2016: Played every minute of all 15 matches she appeared in for the Pride, scoring four goals with one assist. She was named NWSL Player of the Month in August after she was directly involved in nine of the 13 goals scored by Orlando and scored in all five matches.
2015: Played in just four games for the Portland Thorns due to WNT commitments and injuries, but played 285 minutes in four games with three starts and scored one goal with two assists. On Oct. 26, she was traded to the Orlando Pride along with Canadian Kaylyn Kyle in exchange for the rights to Orlando's first Expansion Draft selection (which eventually became Meghan Klingenberg), the first-round selection (No. 1 overall) in the 2016 NWSL College Draft and one international roster spot for the 2016 and 2017 seasons.

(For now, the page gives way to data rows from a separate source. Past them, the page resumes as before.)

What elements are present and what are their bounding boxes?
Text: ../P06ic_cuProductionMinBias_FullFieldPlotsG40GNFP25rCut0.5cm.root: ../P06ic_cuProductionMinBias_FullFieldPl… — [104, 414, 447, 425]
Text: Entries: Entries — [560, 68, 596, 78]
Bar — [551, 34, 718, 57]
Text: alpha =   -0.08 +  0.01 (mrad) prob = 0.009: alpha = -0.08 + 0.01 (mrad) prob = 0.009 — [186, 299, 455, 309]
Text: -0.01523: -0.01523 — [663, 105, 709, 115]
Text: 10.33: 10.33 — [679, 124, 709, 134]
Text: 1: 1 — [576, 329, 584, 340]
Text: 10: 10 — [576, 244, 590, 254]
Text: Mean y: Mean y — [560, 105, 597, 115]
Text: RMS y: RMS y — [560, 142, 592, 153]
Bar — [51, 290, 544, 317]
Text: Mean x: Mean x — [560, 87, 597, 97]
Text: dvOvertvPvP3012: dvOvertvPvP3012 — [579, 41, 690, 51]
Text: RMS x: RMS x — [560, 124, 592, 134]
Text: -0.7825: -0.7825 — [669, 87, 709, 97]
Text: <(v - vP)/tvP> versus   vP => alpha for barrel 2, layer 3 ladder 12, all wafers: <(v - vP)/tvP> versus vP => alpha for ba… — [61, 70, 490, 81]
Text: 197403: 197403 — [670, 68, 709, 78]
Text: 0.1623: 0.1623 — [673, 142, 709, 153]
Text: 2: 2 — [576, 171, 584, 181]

2014: Missed a few games due to injury, but still played in 14 matches, starting 13, and scored six goals with four assists, which included three game-winning goals. Despite missing games, she was still sixth in the league in shots (56) and third in shots on goal (36).
2013: Allocated to Portland Thorns FC for the 2013 NWSL season and played 1,525 minutes in 18 games, all starts, while scoring eight goals with five assists. Her eight goals tied for third in the league in scoring with four other players. Helped Portland to a third place finish in the regular season, and while she didn’t play in the semifinal due to an injury, she came on as a substitute in the championship game and assisted on the game-clinching goal in the 2-0 victory vs. the Western New York Flash. Named to the NWSL Second XI.

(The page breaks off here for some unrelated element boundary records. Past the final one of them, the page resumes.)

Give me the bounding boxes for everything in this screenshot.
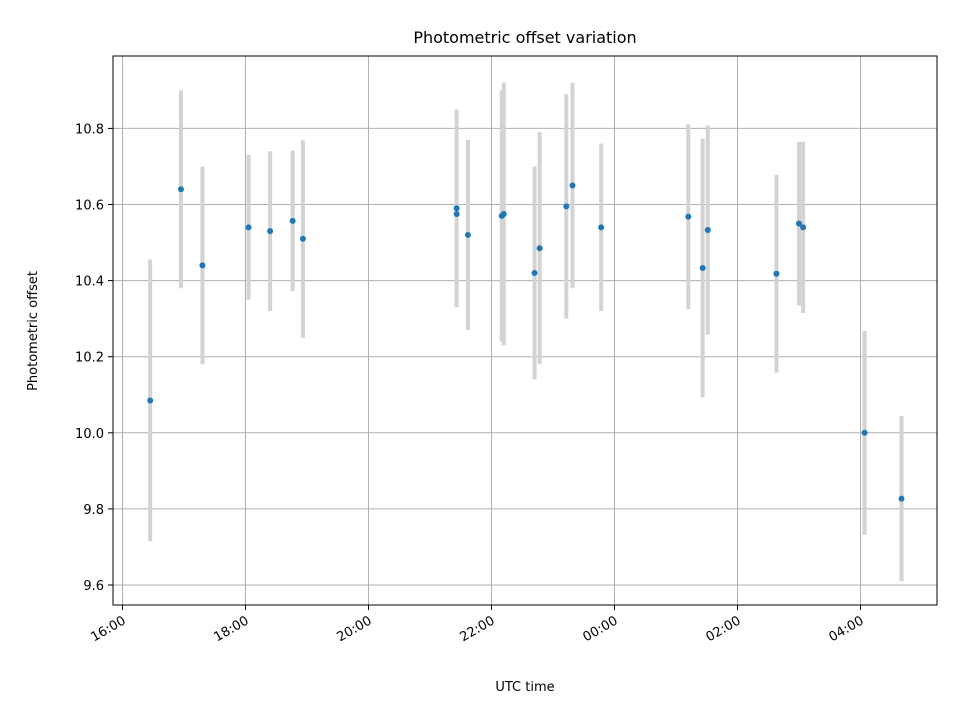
data-point (453, 211, 460, 218)
data-point (800, 224, 807, 231)
data-point (699, 265, 706, 272)
data-point (704, 226, 711, 233)
data-point (898, 495, 905, 502)
y-tick-label: 10.6 (75, 199, 104, 214)
data-point (453, 205, 460, 212)
chart-title: Photometric offset variation (413, 28, 636, 47)
data-point (177, 186, 184, 193)
y-tick-label: 9.6 (83, 579, 104, 594)
data-point (563, 203, 570, 210)
data-point (267, 228, 274, 235)
data-point (199, 262, 206, 269)
plot-frame (112, 55, 938, 606)
data-point (500, 211, 507, 218)
data-points (147, 182, 905, 502)
data-point (569, 182, 576, 189)
y-axis-label: Photometric offset (26, 271, 41, 391)
y-tick-label: 9.8 (83, 503, 104, 518)
y-tick-label: 10.4 (75, 275, 104, 290)
data-point (861, 429, 868, 436)
data-point (147, 397, 154, 404)
data-point (531, 269, 538, 276)
y-tick-label: 10.8 (75, 122, 104, 137)
x-axis-label: UTC time (495, 680, 554, 695)
y-tick-label: 10.2 (75, 351, 104, 366)
data-point (464, 231, 471, 238)
data-point (536, 245, 543, 252)
y-tick-label: 10.0 (75, 427, 104, 442)
data-point (773, 270, 780, 277)
data-point (598, 224, 605, 231)
data-point (299, 235, 306, 242)
data-point (796, 220, 802, 227)
data-point (245, 224, 252, 231)
y-axis-ticks: 9.6 9.8 10.0 10.2 10.4 10.6 10.8 (75, 122, 113, 594)
data-point (289, 217, 296, 224)
data-point (685, 213, 692, 220)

2012: Played several matches with the Seattle Sounders in the W-League.
2011: Taken first overall in the 2011 WPS Draft by the Western New York Flash and helped the club to the WPS title in its first year. Played 689 minutes in 13 games for the Flash, starting six, and had four goals (tied for second-most of any WNT player) with three assists.
Youth Club: Captained the 2006 Cal South ’89 State Team to the U-17 national title. Played club for Cypress Elite from ages 14-18. Played a few matches at the U-20 level for the San Diego Surf.
College: In 2015, she was named to the Pac-12 All-Century Team as a reserve. Concluded her college career at California in the fall of 2010 tied as the third all-time scorer in school history with 45 goals and in sole possession of third place in points (107). She was a four-time All-Pac-10 selection. As a senior, she played in only 12 games due to National Team commitments but still led the Bears in goals (14) and points (30) and was first in the nation for the majority of the season in goal scoring. She capped off her career by being named on NSCAA First-Team All-American. She was a finalist for the Hermann Trophy as a senior despite only playing in 12 matches. One of four finalists for the Honda Award, given to the best overall candidate in each sport. She led her Bears to the NCAA Tournament in each of her four years, advancing to the second round twice.